Paragraf turns graphene sensing into a ready-to-use lab kit as it pushes biosensor commercialization
Paragraf has moved its graphene sensing hardware a step closer to routine lab use, launching a bundled discovery kit that lets researchers begin molecular sensing experiments without building the electronics stack from scratch. The release is a small but telling commercialization step for graphene-based biosensors, where hardware complexity has often slowed adoption outside specialized labs.
Paragraf packages its GFET hardware for faster lab adoption
The company’s new GFET Discovery Kit combines its GFET-PV01 devices with a PalmSens EmStat Pico MUX16 data acquisition system and the accessories needed to get started. Paragraf says the kit is designed for researchers who may not have deep electronics experience, allowing them to connect the system to a PC and begin testing after setup.

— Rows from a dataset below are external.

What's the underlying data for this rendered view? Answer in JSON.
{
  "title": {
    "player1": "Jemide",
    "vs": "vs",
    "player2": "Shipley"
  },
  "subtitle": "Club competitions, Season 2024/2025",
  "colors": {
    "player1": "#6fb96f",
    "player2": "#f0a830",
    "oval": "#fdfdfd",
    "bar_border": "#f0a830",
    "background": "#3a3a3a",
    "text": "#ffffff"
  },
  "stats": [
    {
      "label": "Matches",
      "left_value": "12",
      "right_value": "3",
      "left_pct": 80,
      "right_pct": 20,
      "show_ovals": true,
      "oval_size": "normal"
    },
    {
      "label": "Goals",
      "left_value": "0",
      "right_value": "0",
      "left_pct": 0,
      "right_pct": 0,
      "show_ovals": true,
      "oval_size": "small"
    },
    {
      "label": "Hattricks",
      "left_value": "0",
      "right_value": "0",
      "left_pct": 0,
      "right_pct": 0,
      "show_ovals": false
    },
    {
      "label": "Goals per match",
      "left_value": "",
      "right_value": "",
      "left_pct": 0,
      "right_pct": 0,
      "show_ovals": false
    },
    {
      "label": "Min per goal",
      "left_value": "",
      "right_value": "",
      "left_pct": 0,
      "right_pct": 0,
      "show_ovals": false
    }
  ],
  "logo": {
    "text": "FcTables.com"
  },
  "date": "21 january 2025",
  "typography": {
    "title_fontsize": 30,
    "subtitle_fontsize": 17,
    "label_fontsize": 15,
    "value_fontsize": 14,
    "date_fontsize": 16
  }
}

Pricing and availability are already in place: the kit is being sold through Paragraf’s online store for £2,000. The company presented the product at the I2DM2025 Summit in Abu Dhabi, signaling that it is now treating graphene molecular sensing as an accessible research platform rather than a purely custom build.
A practical step for graphene biosensors, not just another prototype
Graphene field-effect transistor sensors have long been attractive for molecular detection because of graphene’s sensitivity and low-noise electronic properties, but real-world use depends on readout electronics, wiring, and configuration that can be difficult to standardize. By bundling those components, Paragraf is trying to remove one of the more mundane but consequential barriers between device development and repeatable experimentation.
That matters commercially because easier onboarding can broaden the pool of potential users in life sciences and materials science, two fields where sensor platforms can live or die on how quickly they generate usable data. If the kit proves practical in the lab, it could help move graphene sensing further into the diagnostics and research market that Paragraf has been targeting.
Why the company is leaning on a turn-key setup
Paragraf describes itself as a manufacturer of graphene-based electronic devices using standard semiconductor processes, and it says the new kit is meant to make graphene molecular sensing accessible. The company also says application notes are available to support specific sensing workflows, which suggests a push toward repeatable use cases rather than one-off demonstrations.
The launch does not amount to a clinical approval or a mass-market sensor rollout. But it does show a concrete commercial pattern that has been missing in much of the graphene sector: packaging the technology into something a research team can order, assemble and test immediately.